Latest Nsight Systems and Nvidia Driver aren't compatible?

Hi… trying to use Nsight Systems to graph CPU and GPU. Previously got it to work with nvvp including with nvtx annotations, trying to “upgrade” to the newer tool set. Found that Nsight Systems 2020.1 wasn’t able to get info about GPU… a warning in Nsight Systems said to update the driver. I updated via Geforce Experience to latest driver (nvidia-smi shows 445.87 and CUDA 11.0) and updated Nsight Systems to 2020.2. With this configuration, Nsight Systems can’t connect to the application at all, also reports it is not compatible with CUDA 11.0. What is the right combination of driver + nsight systems that should work on Windows 10?

Thanks,

  • Josh.

Additional data.
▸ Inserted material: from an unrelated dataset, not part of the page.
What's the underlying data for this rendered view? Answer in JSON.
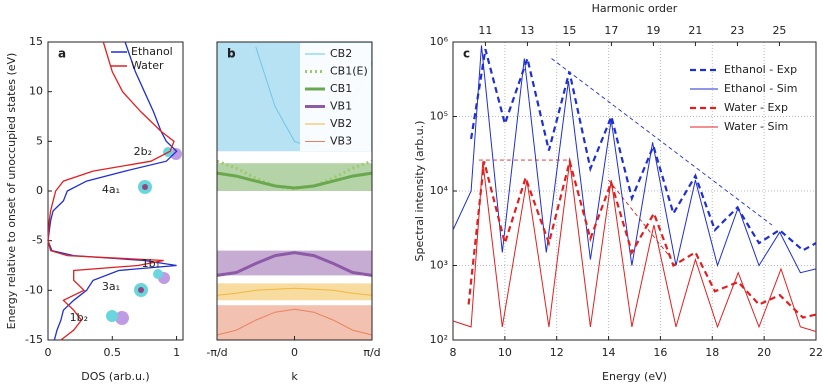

I reverted my driver version in Windows 10 device manager. nvidia-smi shows driver 442.23 and cuda version 10.2. With Nsight Systems 2020.2 I observe I can get CPU details, but no GPU details. Error in Nsight Systems is "
Incompatible CUDA driver version. Please try updating the CUDA driver or use more recent profiler version."

Found advanced search that shows historical geforce game ready driver releases, but the descriptions don’t show the corresponding CUDA version of each driver. SMH. Couldn’t find a table anywhere that shows CUDA versions for each driver release.

Attempted to reinstall CUDA 10.2, which appeared that it should reinstall driver and nvidia cuda tools to specific versions, which should therefore all be compatible. I didn’t catch the exact driver version it was going to install, but noted that it was earlier than 442.23. After CUDA installation, found that nvidia-smi still shows 442.23, so I presume that the CUDA install chose not to install an earlier version of the driver.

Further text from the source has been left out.